Aslında şaşılacak bir yanı yoktu söylediğimin. Ülkenin genel durumu ve adı geçen kişinin özel durumu üzerine yapılan yorumların tutarlılıkla sürdürülmesi, artık bir salgın hastalığa dönüşmüş kamuoyu araştırmacılarına hiç bakmadan, insanı o tür bir kestirime götürüyordu. 

Şunu demek istiyorum: Erdoğan’ın ne kadar korktuğu ve bunun bazıları kolayca görülen bazıları biraz dikkat gerektiren göstergeleri üzerinde aşağı yukarı bir anlaşma vardı. Aşağı yukarı demek bile yanıltıcı oluyor; yaygın bir görüş birliğiydi çünkü söz konusu olan. Çok anlaşılabilir gerekçeler arasında koltuğunu kaybetmekle hem içeriden hem dışarıdan gelebilecek çeşitli tehditler, hemen herkesin kabul edebileceği kanıtlamalara dayalı olarak ileri sürülebiliyordu. Kendisinin ettiği sözler, sergilediği davranışlar, verdiği fotoğraflar, yapılan yorumların inandırıcılığını artırıyordu.

Ayrıca, bütün bunlar öznel etkenler sayılsa bile, ülkenin içinde bulunduğu çıkmaz, bunun kendisi dahil herkesçe açıkça görülebilir duruma gelişi, benzer çıkmazların kapitalist dünyanın görece daha az sorunlu bölgeleri için de değişik biçim ve şiddette var olduğu türünden nesnel etkenler de ortadaydı. 

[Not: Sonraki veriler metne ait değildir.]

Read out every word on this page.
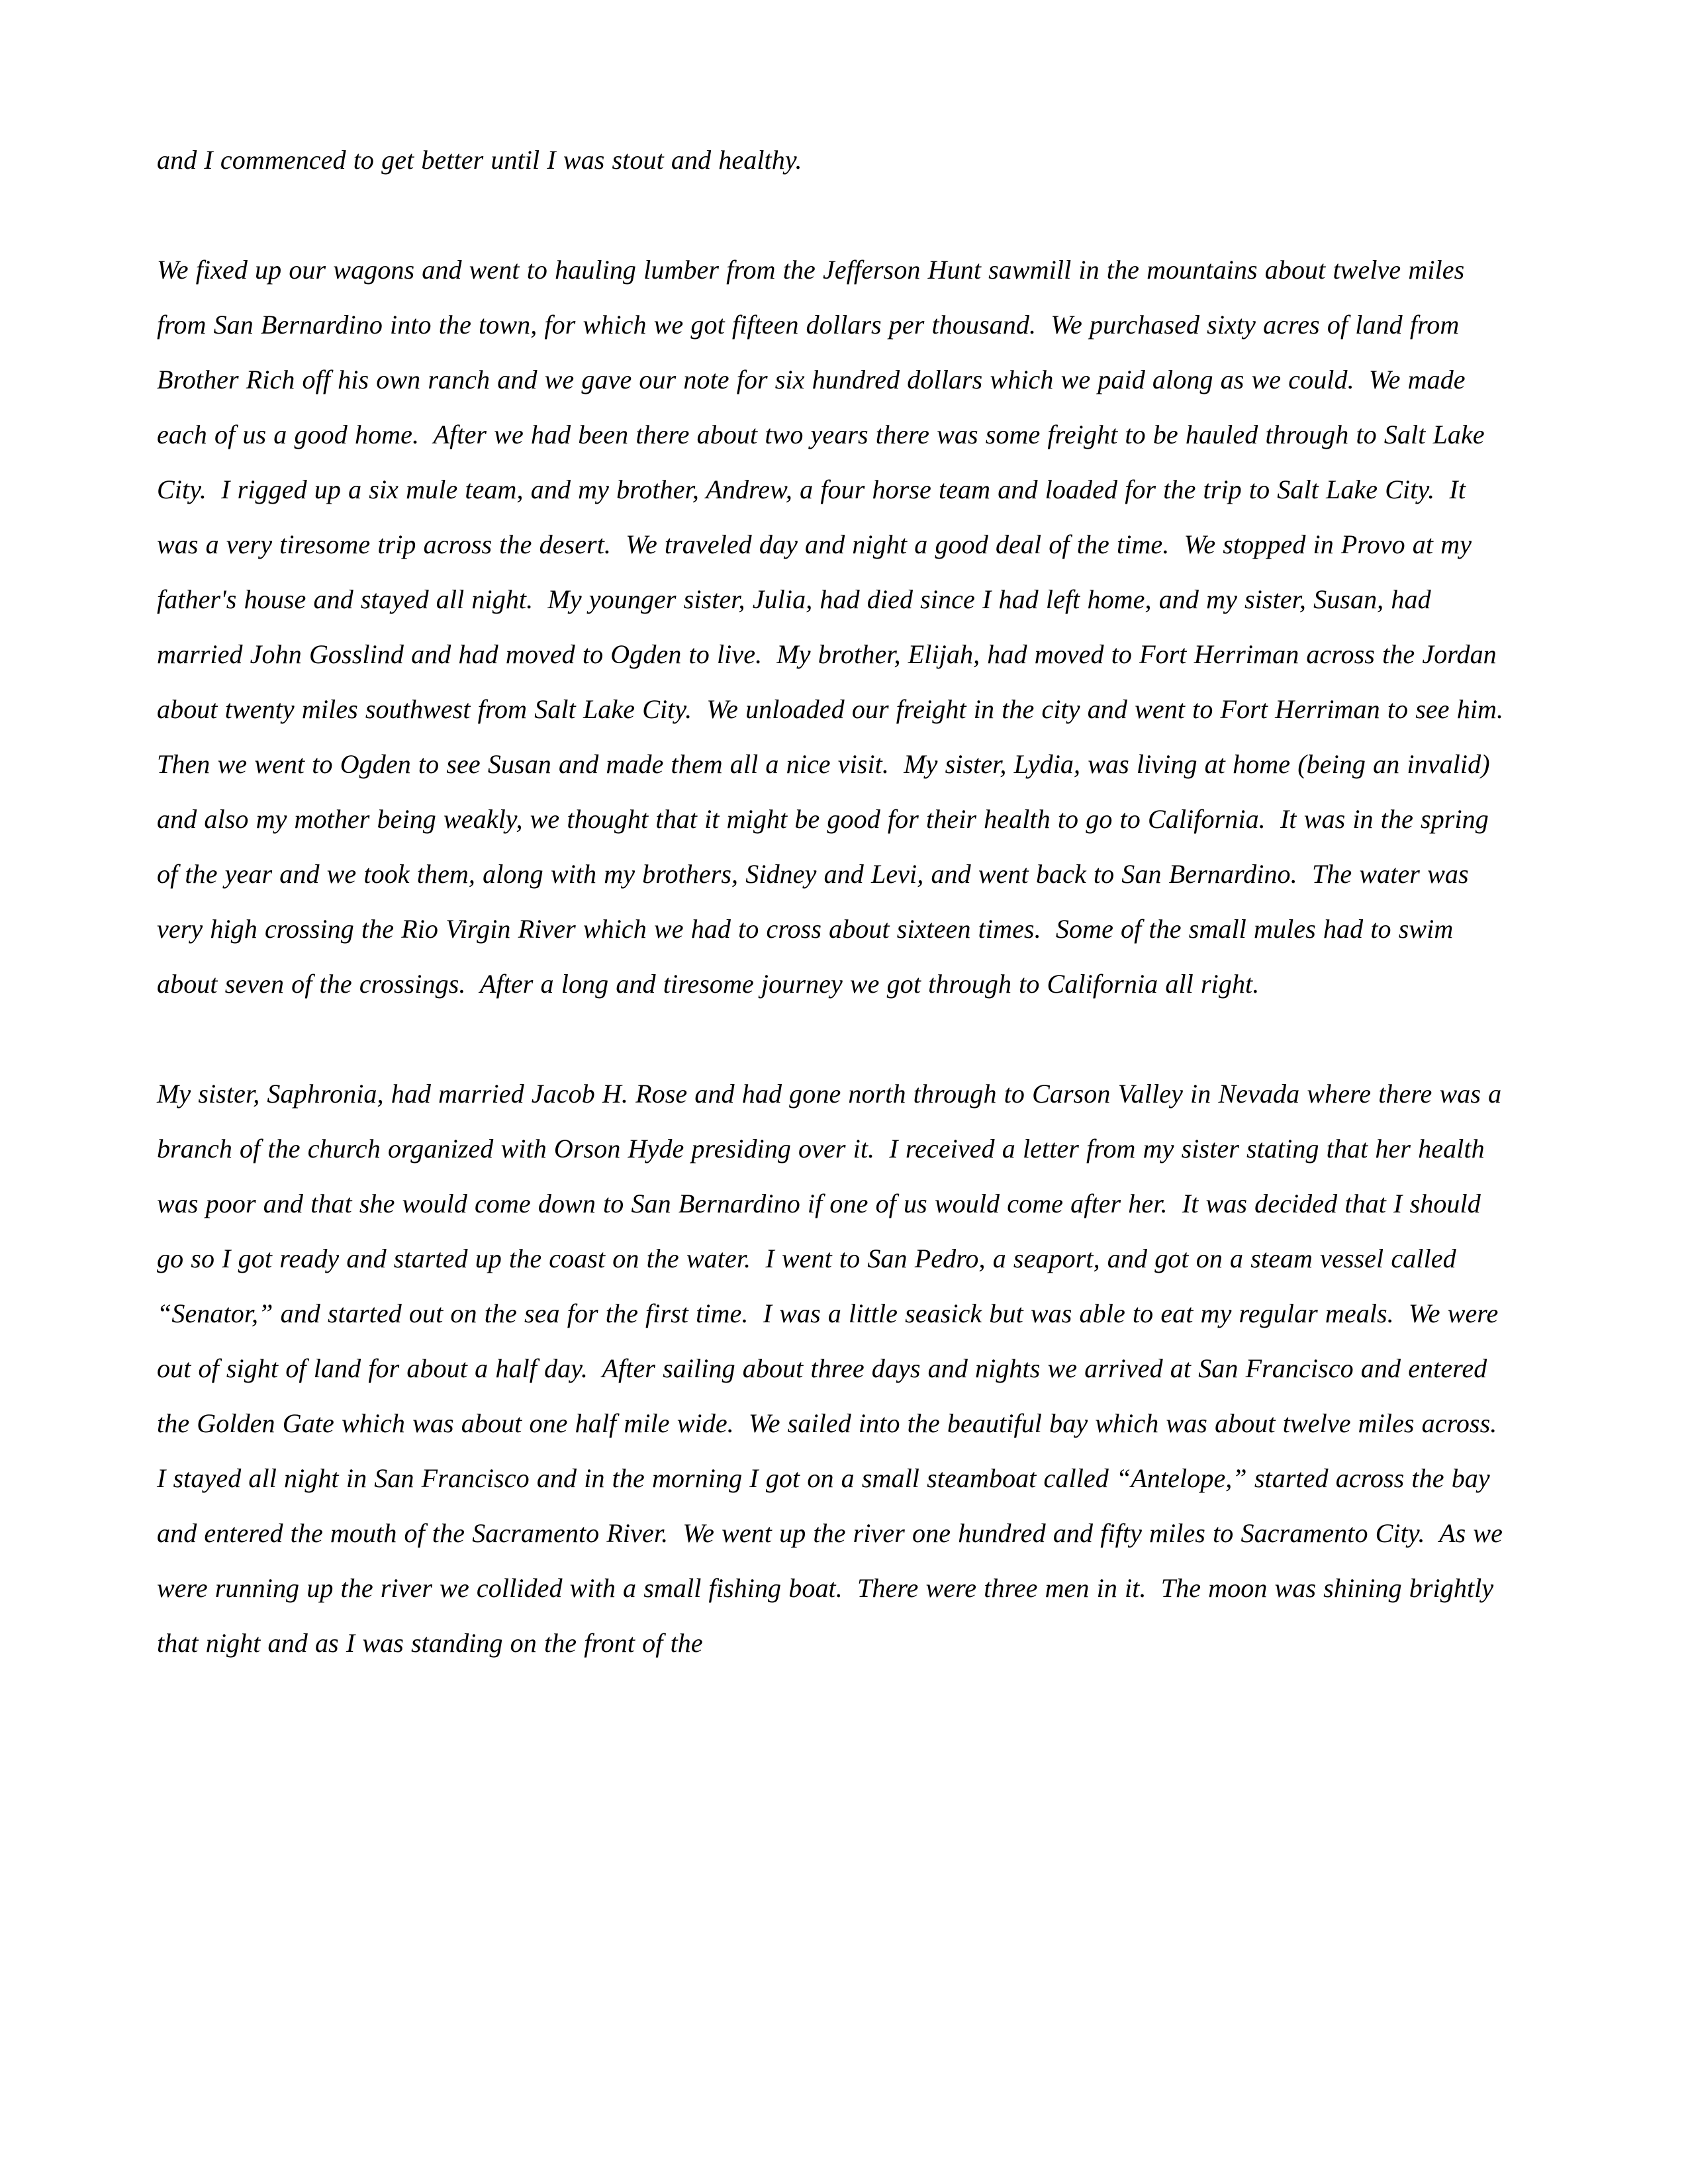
and I commenced to get better until I was stout and healthy.

We fixed up our wagons and went to hauling lumber from the Jefferson Hunt sawmill in the mountains about twelve miles from San Bernardino into the town, for which we got fifteen dollars per thousand.  We purchased sixty acres of land from Brother Rich off his own ranch and we gave our note for six hundred dollars which we paid along as we could.  We made each of us a good home.  After we had been there about two years there was some freight to be hauled through to Salt Lake City.  I rigged up a six mule team, and my brother, Andrew, a four horse team and loaded for the trip to Salt Lake City.  It was a very tiresome trip across the desert.  We traveled day and night a good deal of the time.  We stopped in Provo at my father's house and stayed all night.  My younger sister, Julia, had died since I had left home, and my sister, Susan, had married John Gosslind and had moved to Ogden to live.  My brother, Elijah, had moved to Fort Herriman across the Jordan about twenty miles southwest from Salt Lake City.  We unloaded our freight in the city and went to Fort Herriman to see him.  Then we went to Ogden to see Susan and made them all a nice visit.  My sister, Lydia, was living at home (being an invalid) and also my mother being weakly, we thought that it might be good for their health to go to California.  It was in the spring of the year and we took them, along with my brothers, Sidney and Levi, and went back to San Bernardino.  The water was very high crossing the Rio Virgin River which we had to cross about sixteen times.  Some of the small mules had to swim about seven of the crossings.  After a long and tiresome journey we got through to California all right.

My sister, Saphronia, had married Jacob H. Rose and had gone north through to Carson Valley in Nevada where there was a branch of the church organized with Orson Hyde presiding over it.  I received a letter from my sister stating that her health was poor and that she would come down to San Bernardino if one of us would come after her.  It was decided that I should go so I got ready and started up the coast on the water.  I went to San Pedro, a seaport, and got on a steam vessel called “Senator,” and started out on the sea for the first time.  I was a little seasick but was able to eat my regular meals.  We were out of sight of land for about a half day.  After sailing about three days and nights we arrived at San Francisco and entered the Golden Gate which was about one half mile wide.  We sailed into the beautiful bay which was about twelve miles across.  I stayed all night in San Francisco and in the morning I got on a small steamboat called “Antelope,” started across the bay and entered the mouth of the Sacramento River.  We went up the river one hundred and fifty miles to Sacramento City.  As we were running up the river we collided with a small fishing boat.  There were three men in it.  The moon was shining brightly that night and as I was standing on the front of the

Bütün bunlara Erdoğan ve partisinin, ya da belki daha doğrusu, ortada pek partiye benzer bir şey kalmamış olduğuna göre, adamlarının diyelim, yaklaşık 16 yıldır atlattığı “badireleri” eklemek yerindedir. Bu Arapça sözcükte içerilmiş “birdenbire ortaya çıkış” anlamını elemek için, bazılarının hiç de öyle birdenbire ortaya çıkmayıp düpedüz yavaşça süzülüp birikerek felakete yahut felakete yakın sıkıntılara dönüştüklerini de hatırlatalım. Bütün bunların çeşitliliği ile büyüklüğünün ve atlatılabilmiş olmasının iki önemli kazanım sağladığını da unutmadan: Birincisi, onların benzeri, hele kopyası niteliğindeki güçlük ve tehditlerin yeniden ortaya çıkması, yakın gelecekte, neredeyse imkânsız görünmektedir. İki örnek verilebilir: Eski cumhuriyetin koruyucusu ve kollayıcısı olarak tanımlanan bir işlev üstlenmiş, bir zamanlar zinde, silahlı, uyanık türünden sıfatlarla anılan güçler etkisizleşmiş ya da sahneden çekilmiş, daha farklı söylenirse, o sıfatları geçersizleşmiştir. Öte yandan, kendi içlerindeki bileşenlerden birinin denetimsiz ya da hemen hemen denetimsiz biçimde güçlenerek başkaldırması olasılığı, tümüyle ortadan kalkmasa da, yakın dönem için, önemli ölçüde azalmıştır. Böylece, kazanımlardan biri olarak, bu atlatmaların bir tür kendine güven sağladığını ileri sürmek mümkün olmaktadır. Denebilirse, korkuyu azaltmayan bir tuhaf özgüven…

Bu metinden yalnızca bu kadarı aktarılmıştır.